Deep Shashank, Walker Kerfoot P, Shu Zhanyong, Hinck Andrew P
Department of Biochemistry, University of Texas Health Science Center at San Antonio, San Antonio, Texas 78229-3900, USA.
Biochemistry. 2003 Sep 2;42(34):10126-39. doi: 10.1021/bi034366a.

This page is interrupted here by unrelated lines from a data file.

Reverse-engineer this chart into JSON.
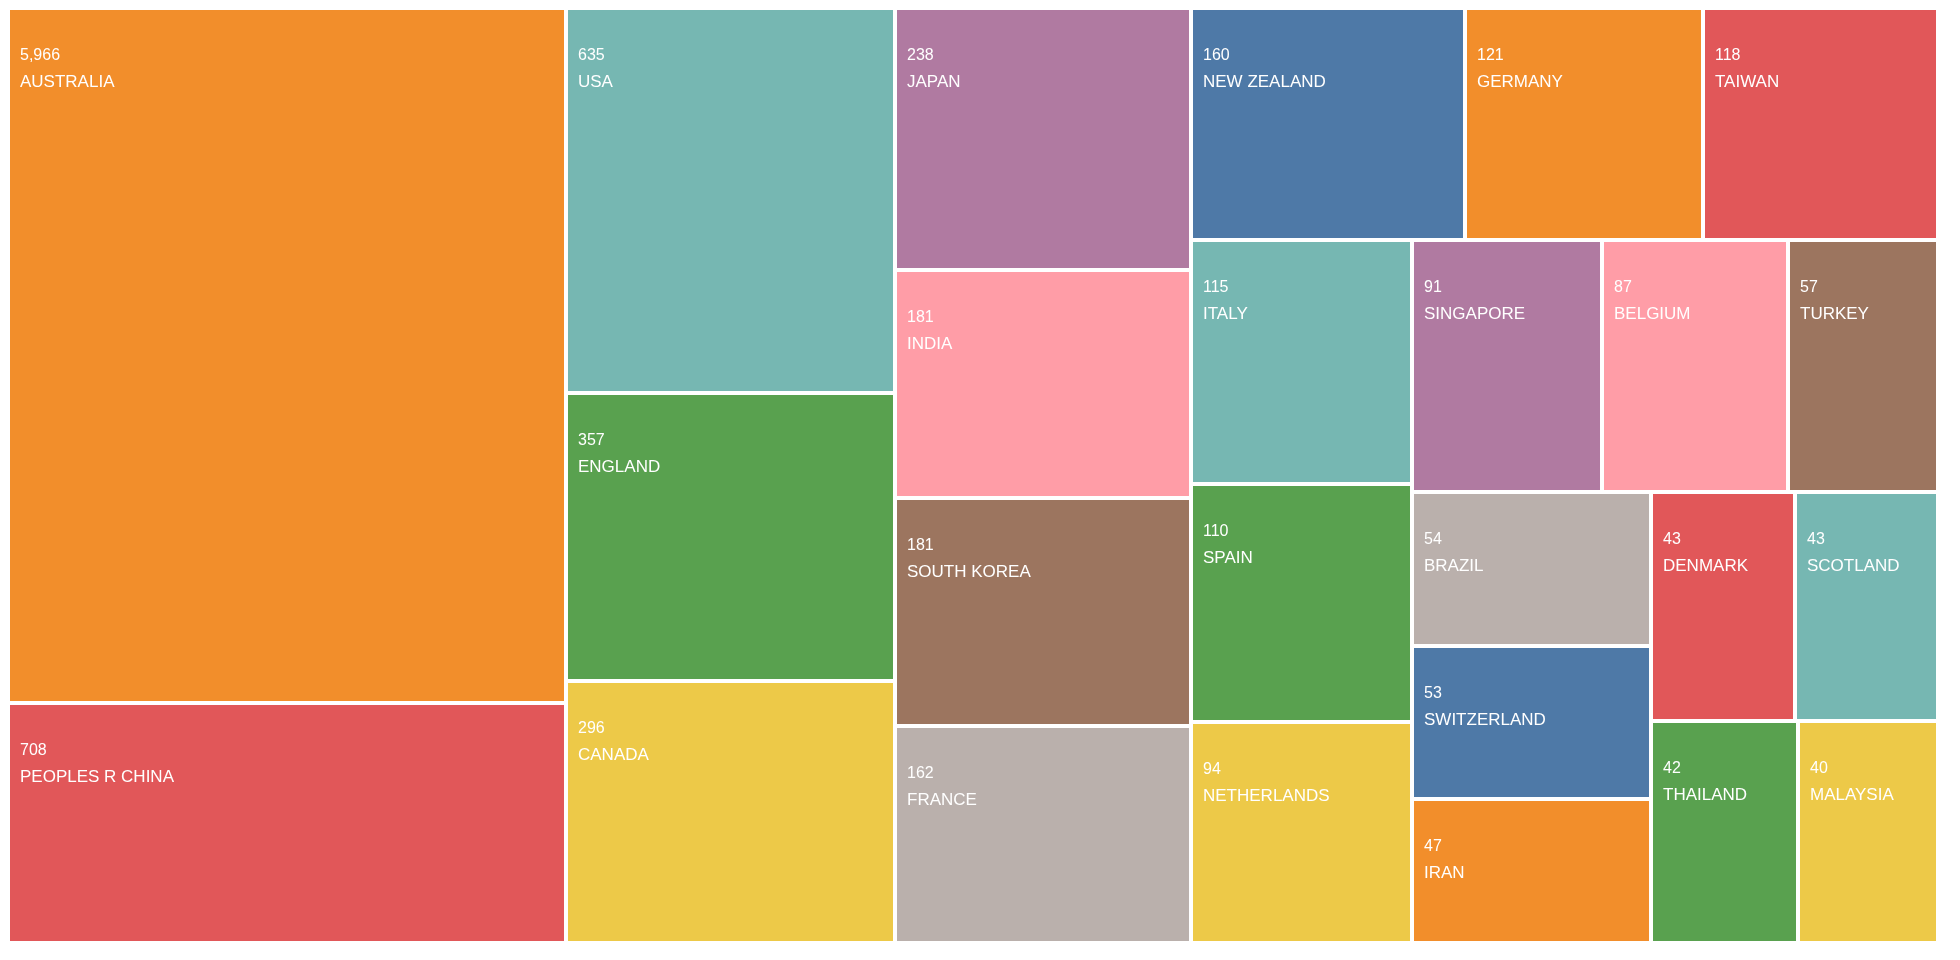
{
  "chart_data": {
    "type": "other",
    "categories": [
      "AUSTRALIA",
      "PEOPLES R CHINA",
      "USA",
      "ENGLAND",
      "CANADA",
      "JAPAN",
      "INDIA",
      "SOUTH KOREA",
      "FRANCE",
      "NEW ZEALAND",
      "GERMANY",
      "TAIWAN",
      "ITALY",
      "SPAIN",
      "NETHERLANDS",
      "SINGAPORE",
      "BELGIUM",
      "TURKEY",
      "BRAZIL",
      "SWITZERLAND",
      "IRAN",
      "DENMARK",
      "SCOTLAND",
      "THAILAND",
      "MALAYSIA"
    ],
    "values": [
      5966,
      708,
      635,
      357,
      296,
      238,
      181,
      181,
      162,
      160,
      121,
      118,
      115,
      110,
      94,
      91,
      87,
      57,
      54,
      53,
      47,
      43,
      43,
      42,
      40
    ],
    "value_labels": [
      "5,966",
      "708",
      "635",
      "357",
      "296",
      "238",
      "181",
      "181",
      "162",
      "160",
      "121",
      "118",
      "115",
      "110",
      "94",
      "91",
      "87",
      "57",
      "54",
      "53",
      "47",
      "43",
      "43",
      "42",
      "40"
    ],
    "colors": [
      "#f28e2b",
      "#e15759",
      "#76b7b2",
      "#59a14f",
      "#edc948",
      "#b07aa1",
      "#ff9da7",
      "#9c755f",
      "#bab0ac",
      "#4e79a7",
      "#f28e2b",
      "#e15759",
      "#76b7b2",
      "#59a14f",
      "#edc948",
      "#b07aa1",
      "#ff9da7",
      "#9c755f",
      "#bab0ac",
      "#4e79a7",
      "#f28e2b",
      "#e15759",
      "#76b7b2",
      "#59a14f",
      "#edc948"
    ]
  }
}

Isoforms of transforming growth factor beta (TGFbeta) are 25 kDa homodimeric polypeptides that signal by binding and bringing together two related, functionally distinct cell surface receptors designated as TbetaR1 and TbetaR2. Here, we report the solution structure of the 13.8 kDa extracellular domain of human TbetaR2 (ecTbetaR2) as calculated from N(N)-H(N), C(alpha)-H(alpha), and C(alpha)-C(O) residual dipolar coupling restraints in conjunction with NOE distance, dihedral angle, and scalar coupling restraints. Comparison of the free ecTbetaR2 solution structure with the TGFbeta3-bound ecTbetaR2 crystal structure reveals backbone conformations that superimpose with RMSDs of 1.0 A over the regions of regular secondary structure and 1.4 A overall. The differences in structure fall mainly in loop regions that are either poorly defined by the available NMR data or are involved in crystal contacts. The noted similarities between the NMR structure of the free form and the crystal structure of the TGFbeta-bound form are also consistent with the close correspondence, 0.16 A RMSD for regions of secondary structure and 0.51 A RMSD overall, for the crystal structure of free ecTbetaR2 as compared to the crystal structure of TGFbeta3-bound ecTbetaR2. Despite the apparent similarities between the free and the bound forms, there appears to be small but significant differences in structure involving the interfacial contact region of the receptor. Measurements of backbone (15)N relaxation times and interpretation of these by the model-free formalism with axial diffusional anisotropy further reveal significant ms to micros time scale motions centered about two of the conserved disulfide bonds and in several residues that comprise the TGFbeta binding surface. Together, these observations indicate that binding likely occurs through a mechanism with a small component of induced fit character, whereby flexibility within the receptor facilitates the transition to the TGFbeta-bound state.
转化生长因子β(TGFβ)的异构体是25 kDa的同二聚体多肽,通过结合并聚集两个相关的、功能不同的细胞表面受体(称为TβR1和TβR2)来传递信号。在此,我们报告了人TβR2(ecTβR2)13.8 kDa细胞外结构域的溶液结构,该结构是根据N(N)-H(N)、C(α)-H(α)和C(α)-C(O)剩余偶极耦合约束以及NOE距离、二面角和标量耦合约束计算得出的。将游离ecTβR2的溶液结构与结合TGFβ3的ecTβR2晶体结构进行比较,发现在规则二级结构区域主链构象的均方根偏差(RMSD)为1.0 Å,整体为1.4 Å。结构差异主要存在于环区,这些环区要么由现有核磁共振数据定义不明确,要么参与晶体接触。游离形式的核磁共振结构与结合TGFβ形式的晶体结构之间的显著相似性也与游离ecTβR2的晶体结构与结合TGFβ3的ecTβR2的晶体结构在二级结构区域的0.16 Å RMSD和整体0.51 Å RMSD的紧密对应一致。尽管游离形式和结合形式之间存在明显相似性,但受体的界面接触区域在结构上似乎存在微小但显著的差异。对主链(15)N弛豫时间的测量以及通过具有轴向扩散各向异性的无模型形式对这些测量结果的解释进一步揭示,在围绕两个保守二硫键以及构成TGFβ结合表面的几个残基处,存在从毫秒到微秒时间尺度的显著运动。这些观察结果共同表明,结合可能通过一种具有小部分诱导契合特征的机制发生,即受体内的灵活性促进了向结合TGFβ状态的转变。